Eligible sites that could take advantage of the zoning change include the W Hotel on Lexington Avenue, the former Pfizer headquarters on East 42nd Street and the InterContinental New York Barclay on East 48th Street, Knakal said, though he noted the InterContinental recently underwent a $180 million renovation so additional modifications aren’t likely to come in the near future.

In addition to bolstering an important part of New York’s tax base, Mosler said the rezoning in Midtown East also serves as an example of the stratification of the Midtown market.

“The decoupling of Midtown from Midtown West, Midtown South and Downtown has occurred,” he said. “We’re now looking at each of these as separate submarkets unto themselves and no longer does Midtown drive demand across the spectrum.”

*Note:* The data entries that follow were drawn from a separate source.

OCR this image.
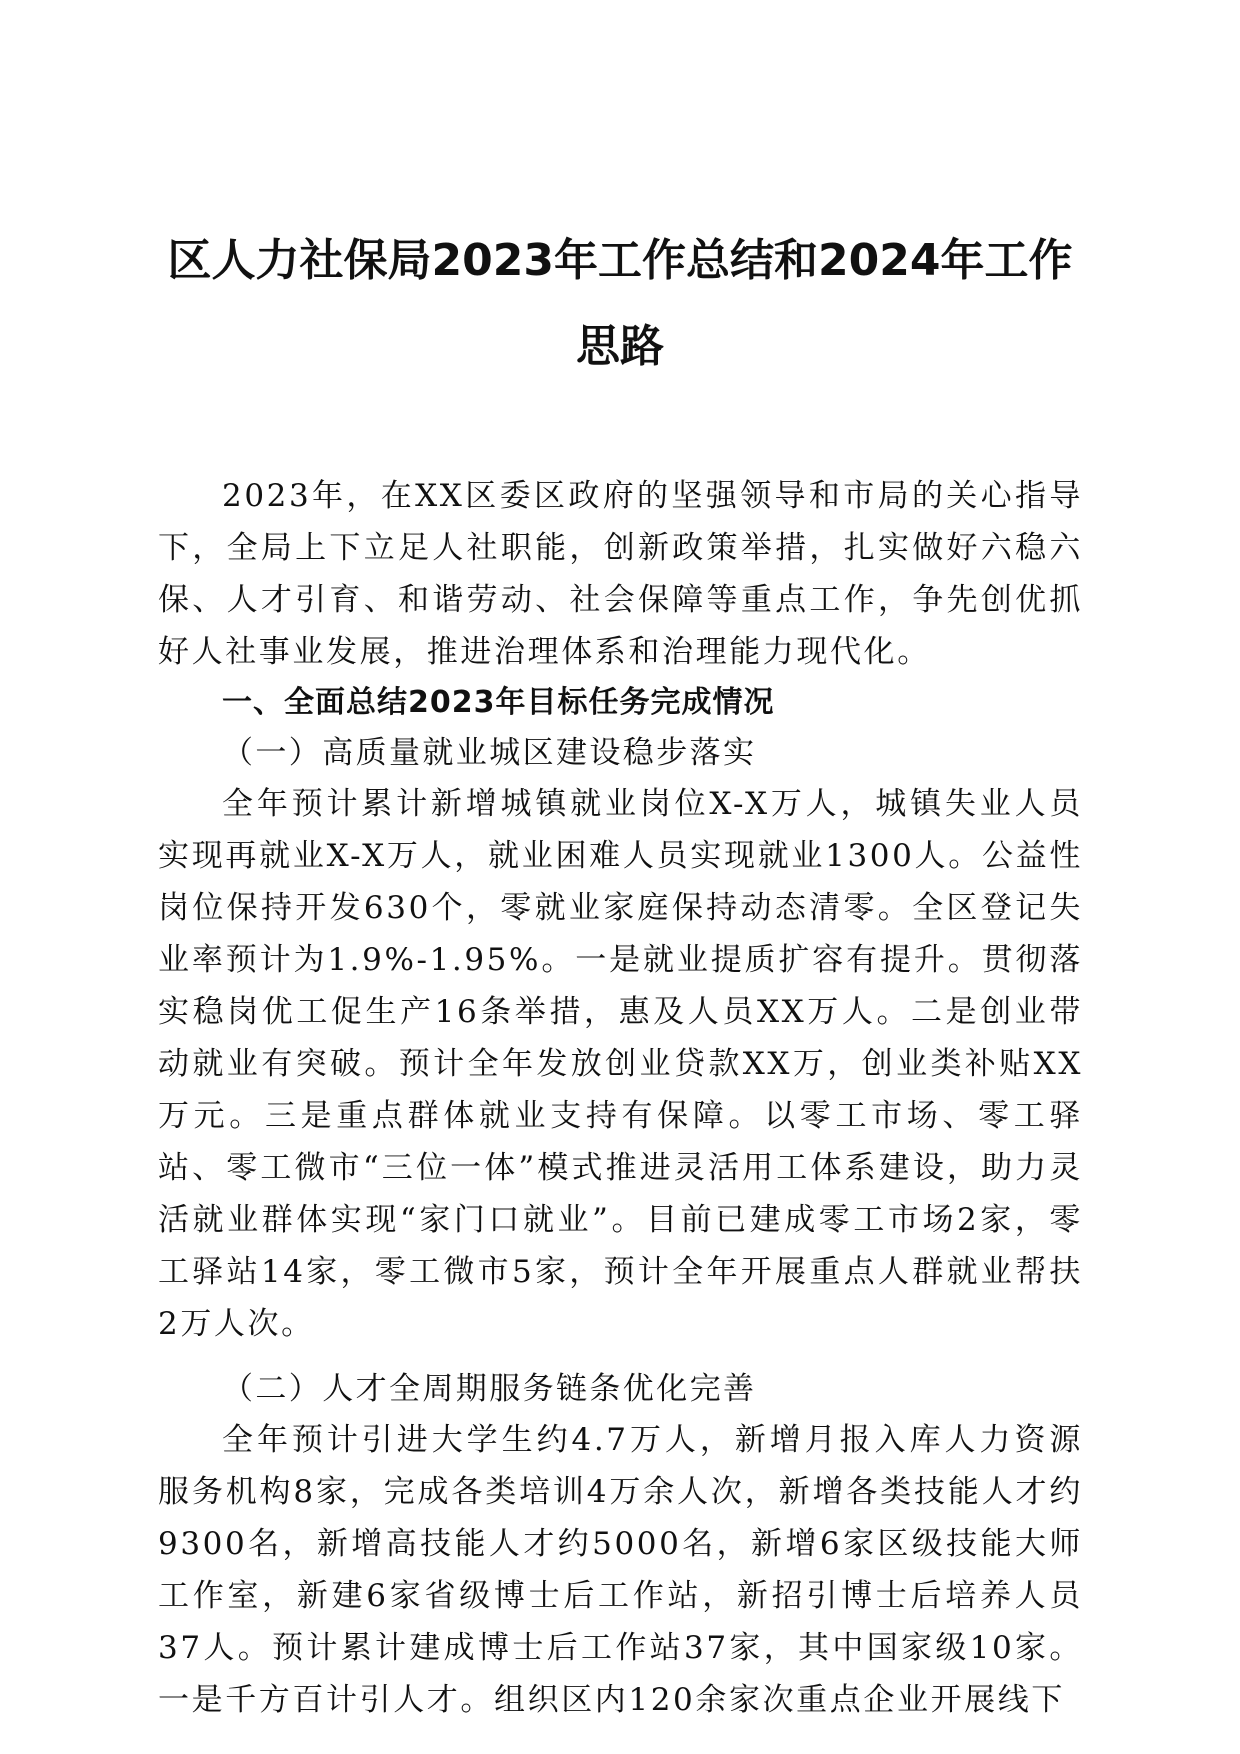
区人力社保局2023年工作总结和2024年工作
思路

2023年，在XX区委区政府的坚强领导和市局的关心指导下，全局上下立足人社职能，创新政策举措，扎实做好六稳六保、人才引育、和谐劳动、社会保障等重点工作，争先创优抓好人社事业发展，推进治理体系和治理能力现代化。

一、全面总结2023年目标任务完成情况

（一）高质量就业城区建设稳步落实

全年预计累计新增城镇就业岗位X-X万人，城镇失业人员实现再就业X-X万人，就业困难人员实现就业1300人。公益性岗位保持开发630个，零就业家庭保持动态清零。全区登记失业率预计为1.9%-1.95%。一是就业提质扩容有提升。贯彻落实稳岗优工促生产16条举措，惠及人员XX万人。二是创业带动就业有突破。预计全年发放创业贷款XX万，创业类补贴XX万元。三是重点群体就业支持有保障。以零工市场、零工驿站、零工微市“三位一体”模式推进灵活用工体系建设，助力灵活就业群体实现“家门口就业”。目前已建成零工市场2家，零工驿站14家，零工微市5家，预计全年开展重点人群就业帮扶2万人次。

（二）人才全周期服务链条优化完善

全年预计引进大学生约4.7万人，新增月报入库人力资源服务机构8家，完成各类培训4万余人次，新增各类技能人才约9300名，新增高技能人才约5000名，新增6家区级技能大师工作室，新建6家省级博士后工作站，新招引博士后培养人员37人。预计累计建成博士后工作站37家，其中国家级10家。一是千方百计引人才。组织区内120余家次重点企业开展线下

Eric Michael Anton, an associate broker at Marcus & Millichap who specializes in commercial real estate and investment sales, said he still views Midtown East as the leading business district in the city and he doesn’t expect that to change, even as millennials become the dominant demographic in the workforce.

However, Anton said the spread of business activity throughout Manhattan creates ever more opportunities for investors. In particular, he sees the former Garment District—near Penn Station in the West 30s—holding a lot of potential for Class B offices that can serve Class A neighborhoods in Midtown East, West and South.

“It has, literally, the best transportation in the city; Penn Station, Port Authority, PATH and the Times Square subway station,” he said. “It also seems to be the highest concentration of building not owned by institutions, not owned by REITs.

“As the economy and our population grow over the next several years, the area that I call the Midwest will thrive by providing space for accountants and other professional services that service the big firms elsewhere in the city.”